Creo que corremos el riego pues de convertir las nuevas paternidades en una especie de mística mediante la cual, una vez más, asumimos las portadas y el protagonismo, acaparamos jornadas y eventos, convirtiéndonos en héroes que en vez de superpoderes llevan en sus manos ramos de flores y paquetes de pañales. Me da miedo pensar que nos volvamos a quedar en la superficie y que la conversión del 19 de marzo en día del padre igualitario no sea más que una operación cosmética de esas que hacen que todo cambie para que todo siga igual. Y todo ello porque estoy plenamente convencido de que la desigualdad entre mujeres y hombres tiene que ver con unas estructuras de poder – político, económico, cultural, simbólico – que van mucho más allá de nuestras relaciones familiares. Unas relaciones que, obviamente, hemos de construir sobre el reconocimiento del otro como igual y de la corresponsabilidad a todos los niveles, pero que no bastarán para darle la vuelta a un mundo en el que ellas son las principales víctimas del «gobierno de los padres», incluidos esos que ahora suben fotos a Facebook acariciando a su hijo como nunca el suyo hizo con ellos.

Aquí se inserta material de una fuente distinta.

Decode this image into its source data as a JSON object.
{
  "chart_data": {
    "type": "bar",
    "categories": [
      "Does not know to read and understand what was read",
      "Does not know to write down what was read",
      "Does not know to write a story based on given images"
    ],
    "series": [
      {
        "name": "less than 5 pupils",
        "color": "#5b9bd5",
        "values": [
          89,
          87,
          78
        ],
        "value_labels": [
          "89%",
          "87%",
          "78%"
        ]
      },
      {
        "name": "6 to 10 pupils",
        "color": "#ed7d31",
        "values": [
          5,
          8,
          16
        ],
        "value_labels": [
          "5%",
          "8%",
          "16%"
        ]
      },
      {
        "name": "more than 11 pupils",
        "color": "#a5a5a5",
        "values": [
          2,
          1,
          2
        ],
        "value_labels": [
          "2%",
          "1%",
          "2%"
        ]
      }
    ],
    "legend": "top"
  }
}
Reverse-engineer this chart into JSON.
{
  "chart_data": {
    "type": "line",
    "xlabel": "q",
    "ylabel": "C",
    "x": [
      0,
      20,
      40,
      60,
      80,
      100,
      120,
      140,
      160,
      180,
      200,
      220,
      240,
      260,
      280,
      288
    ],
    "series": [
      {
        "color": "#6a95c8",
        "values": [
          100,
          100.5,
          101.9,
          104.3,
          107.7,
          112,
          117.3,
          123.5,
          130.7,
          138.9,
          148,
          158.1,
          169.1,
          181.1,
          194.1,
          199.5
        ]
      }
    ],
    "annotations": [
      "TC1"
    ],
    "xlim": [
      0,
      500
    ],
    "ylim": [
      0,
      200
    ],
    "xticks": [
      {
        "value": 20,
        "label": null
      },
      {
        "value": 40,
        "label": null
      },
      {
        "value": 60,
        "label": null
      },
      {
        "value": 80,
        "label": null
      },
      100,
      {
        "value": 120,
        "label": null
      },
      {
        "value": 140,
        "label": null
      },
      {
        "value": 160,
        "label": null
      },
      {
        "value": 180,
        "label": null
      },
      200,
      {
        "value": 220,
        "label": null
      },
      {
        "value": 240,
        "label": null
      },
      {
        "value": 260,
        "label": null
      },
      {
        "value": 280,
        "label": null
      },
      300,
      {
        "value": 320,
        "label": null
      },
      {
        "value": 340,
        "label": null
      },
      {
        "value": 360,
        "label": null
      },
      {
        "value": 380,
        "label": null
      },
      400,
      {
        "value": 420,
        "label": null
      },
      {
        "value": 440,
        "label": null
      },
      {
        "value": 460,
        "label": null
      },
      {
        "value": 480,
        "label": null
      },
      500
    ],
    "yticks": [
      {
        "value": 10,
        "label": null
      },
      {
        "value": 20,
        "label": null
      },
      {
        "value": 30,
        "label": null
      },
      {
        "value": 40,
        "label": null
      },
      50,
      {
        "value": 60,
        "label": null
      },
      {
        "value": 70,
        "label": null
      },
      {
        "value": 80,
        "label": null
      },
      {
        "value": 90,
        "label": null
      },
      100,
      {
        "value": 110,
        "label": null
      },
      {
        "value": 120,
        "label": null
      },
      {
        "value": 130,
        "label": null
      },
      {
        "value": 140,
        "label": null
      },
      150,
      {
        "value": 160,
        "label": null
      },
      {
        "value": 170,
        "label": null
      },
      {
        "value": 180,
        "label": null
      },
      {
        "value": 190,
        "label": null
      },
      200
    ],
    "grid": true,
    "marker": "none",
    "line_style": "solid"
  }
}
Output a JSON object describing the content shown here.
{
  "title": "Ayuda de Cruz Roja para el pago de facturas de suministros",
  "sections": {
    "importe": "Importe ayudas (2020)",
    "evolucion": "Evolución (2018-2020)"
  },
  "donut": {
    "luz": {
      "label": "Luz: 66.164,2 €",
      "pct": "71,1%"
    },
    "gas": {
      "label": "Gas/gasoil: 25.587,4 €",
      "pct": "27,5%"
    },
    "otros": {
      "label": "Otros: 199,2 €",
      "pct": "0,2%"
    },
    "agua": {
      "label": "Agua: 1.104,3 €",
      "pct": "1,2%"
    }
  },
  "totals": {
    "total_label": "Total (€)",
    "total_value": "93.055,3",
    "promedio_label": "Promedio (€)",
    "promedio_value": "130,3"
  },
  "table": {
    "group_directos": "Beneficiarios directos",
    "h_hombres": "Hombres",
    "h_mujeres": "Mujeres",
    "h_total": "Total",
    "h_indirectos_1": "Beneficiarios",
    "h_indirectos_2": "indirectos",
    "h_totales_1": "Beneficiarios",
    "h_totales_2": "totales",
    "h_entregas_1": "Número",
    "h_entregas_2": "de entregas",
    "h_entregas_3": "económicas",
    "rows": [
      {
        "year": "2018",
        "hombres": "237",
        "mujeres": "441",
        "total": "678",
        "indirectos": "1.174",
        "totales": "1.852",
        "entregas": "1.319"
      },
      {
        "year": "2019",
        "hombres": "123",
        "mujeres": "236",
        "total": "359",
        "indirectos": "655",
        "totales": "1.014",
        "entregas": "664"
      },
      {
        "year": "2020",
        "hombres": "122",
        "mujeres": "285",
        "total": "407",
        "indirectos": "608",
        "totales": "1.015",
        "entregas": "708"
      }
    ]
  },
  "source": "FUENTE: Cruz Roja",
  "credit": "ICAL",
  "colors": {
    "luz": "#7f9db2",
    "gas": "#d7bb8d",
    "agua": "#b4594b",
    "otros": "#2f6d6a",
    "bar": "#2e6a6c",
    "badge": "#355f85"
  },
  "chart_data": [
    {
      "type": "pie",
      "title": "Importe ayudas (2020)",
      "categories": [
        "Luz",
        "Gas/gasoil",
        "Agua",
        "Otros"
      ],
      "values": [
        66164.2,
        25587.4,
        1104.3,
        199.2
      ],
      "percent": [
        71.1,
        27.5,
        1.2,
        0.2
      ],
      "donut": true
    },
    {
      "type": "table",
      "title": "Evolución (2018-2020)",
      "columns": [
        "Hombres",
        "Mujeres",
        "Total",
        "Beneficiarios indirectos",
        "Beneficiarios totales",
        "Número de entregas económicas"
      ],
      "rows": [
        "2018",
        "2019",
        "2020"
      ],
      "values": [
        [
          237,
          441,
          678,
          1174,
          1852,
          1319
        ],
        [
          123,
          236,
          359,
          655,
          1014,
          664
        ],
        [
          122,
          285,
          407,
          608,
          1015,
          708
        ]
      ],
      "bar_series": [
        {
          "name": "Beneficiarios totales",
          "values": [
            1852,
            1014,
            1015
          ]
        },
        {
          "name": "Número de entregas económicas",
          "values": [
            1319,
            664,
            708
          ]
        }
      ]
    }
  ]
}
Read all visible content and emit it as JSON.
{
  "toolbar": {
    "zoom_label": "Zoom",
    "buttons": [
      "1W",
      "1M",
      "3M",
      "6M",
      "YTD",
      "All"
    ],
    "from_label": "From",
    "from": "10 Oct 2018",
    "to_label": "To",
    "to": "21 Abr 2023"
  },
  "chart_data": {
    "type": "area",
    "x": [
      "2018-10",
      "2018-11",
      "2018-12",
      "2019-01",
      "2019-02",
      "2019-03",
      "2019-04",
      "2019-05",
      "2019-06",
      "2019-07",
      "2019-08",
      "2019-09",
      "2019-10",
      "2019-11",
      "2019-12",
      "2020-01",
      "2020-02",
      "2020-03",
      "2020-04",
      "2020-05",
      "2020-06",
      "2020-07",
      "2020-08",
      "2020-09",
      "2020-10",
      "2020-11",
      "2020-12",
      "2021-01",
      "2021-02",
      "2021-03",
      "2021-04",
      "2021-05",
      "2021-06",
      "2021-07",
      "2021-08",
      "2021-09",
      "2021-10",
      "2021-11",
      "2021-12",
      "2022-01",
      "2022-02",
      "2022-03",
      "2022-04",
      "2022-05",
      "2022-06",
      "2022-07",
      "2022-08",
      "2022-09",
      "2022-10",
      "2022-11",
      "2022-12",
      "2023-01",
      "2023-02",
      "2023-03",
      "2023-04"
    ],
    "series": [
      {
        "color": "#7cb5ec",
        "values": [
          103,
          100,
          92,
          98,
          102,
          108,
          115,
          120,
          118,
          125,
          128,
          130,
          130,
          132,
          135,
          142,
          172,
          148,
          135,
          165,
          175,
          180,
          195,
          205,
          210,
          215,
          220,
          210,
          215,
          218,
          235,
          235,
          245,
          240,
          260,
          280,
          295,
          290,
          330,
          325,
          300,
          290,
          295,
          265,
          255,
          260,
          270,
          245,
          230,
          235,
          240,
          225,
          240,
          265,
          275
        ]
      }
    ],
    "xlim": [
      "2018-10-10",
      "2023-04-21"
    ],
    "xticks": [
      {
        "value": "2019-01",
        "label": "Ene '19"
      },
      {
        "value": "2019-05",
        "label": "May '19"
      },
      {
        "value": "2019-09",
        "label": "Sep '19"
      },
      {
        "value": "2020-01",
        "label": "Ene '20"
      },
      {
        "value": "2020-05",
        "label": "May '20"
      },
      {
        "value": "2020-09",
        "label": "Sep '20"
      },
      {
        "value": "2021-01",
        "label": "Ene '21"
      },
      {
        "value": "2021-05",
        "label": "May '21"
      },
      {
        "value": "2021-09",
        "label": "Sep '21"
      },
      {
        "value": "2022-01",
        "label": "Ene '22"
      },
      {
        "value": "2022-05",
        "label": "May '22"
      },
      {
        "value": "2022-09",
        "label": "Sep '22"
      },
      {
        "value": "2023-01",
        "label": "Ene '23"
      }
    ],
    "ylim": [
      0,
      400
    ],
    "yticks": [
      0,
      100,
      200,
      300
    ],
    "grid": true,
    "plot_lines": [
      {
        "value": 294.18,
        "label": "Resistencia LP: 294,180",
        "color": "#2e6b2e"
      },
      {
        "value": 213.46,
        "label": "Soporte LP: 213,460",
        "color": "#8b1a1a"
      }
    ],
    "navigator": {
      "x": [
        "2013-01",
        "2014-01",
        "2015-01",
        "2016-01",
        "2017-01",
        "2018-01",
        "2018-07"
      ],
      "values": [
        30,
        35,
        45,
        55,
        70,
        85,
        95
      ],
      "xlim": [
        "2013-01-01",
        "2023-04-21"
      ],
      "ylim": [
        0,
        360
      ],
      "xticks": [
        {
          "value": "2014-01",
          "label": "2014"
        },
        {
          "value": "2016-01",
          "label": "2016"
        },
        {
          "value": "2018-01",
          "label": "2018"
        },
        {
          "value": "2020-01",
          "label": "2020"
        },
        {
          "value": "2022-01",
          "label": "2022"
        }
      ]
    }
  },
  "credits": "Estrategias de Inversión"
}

Soy padre de un hijo adolescente y no creo que exagere si afirmo que ésta es una de las aventuras más complejas que he tenido que asumir en mi vida. A falta de libro de instrucciones, y nadando permanentemente en un mar de dudas e inseguridades, intento no naufragar en exceso y en asumir todo el proceso como un aprendizaje del que no solo él sino también yo salgamos más empoderados. Lo cual no quiere decir que nos convirtamos en hombres heroicos e imbatibles sino más bien todo lo contrario, es decir, en individuos que hayamos aprendido que la vulnerabilidad y la necesidad del otro/la otra es lo que otorga fortaleza ética a nuestra existencia. Este hondo compromiso me ha regalado algunos de los mejores momentos de mis últimos 15 años, pero también me ha restado tiempo y energías, por lo que no siempre ha sido ese estado ideal que ahora me meten por los ojos en blogs y redes sociales. He intentado, e intento, ser un buen padre, o sea, un padre dubitativo, generoso y cómplice, que no amigo de mi hijo, pero eso no me ha llevado a uno de esos paraísos que parecen sacados de un anuncio y en los que la paternidad se nos vende como si fuera la única vía posible para la felicidad. Al contrario, yo en muchos instantes me he sentido con ganas de tirar la toalla, me he arrepentido de parte de las decisiones de vida y hasta he soñado con dimitir de mi función. Y, por supuesto, he seguido construyendo otras muchas facetas de mi vida que me generan satisfacciones, que multiplican mis energías y que me ayudan a crecer como el hombre de coraje y ternura que un día me propuse ser. Todas ellas tan relevantes como mi paternidad porque sin ellas estoy seguro que mi hijo no tendría cerca al aprendiz de casi todo que continuo siendo.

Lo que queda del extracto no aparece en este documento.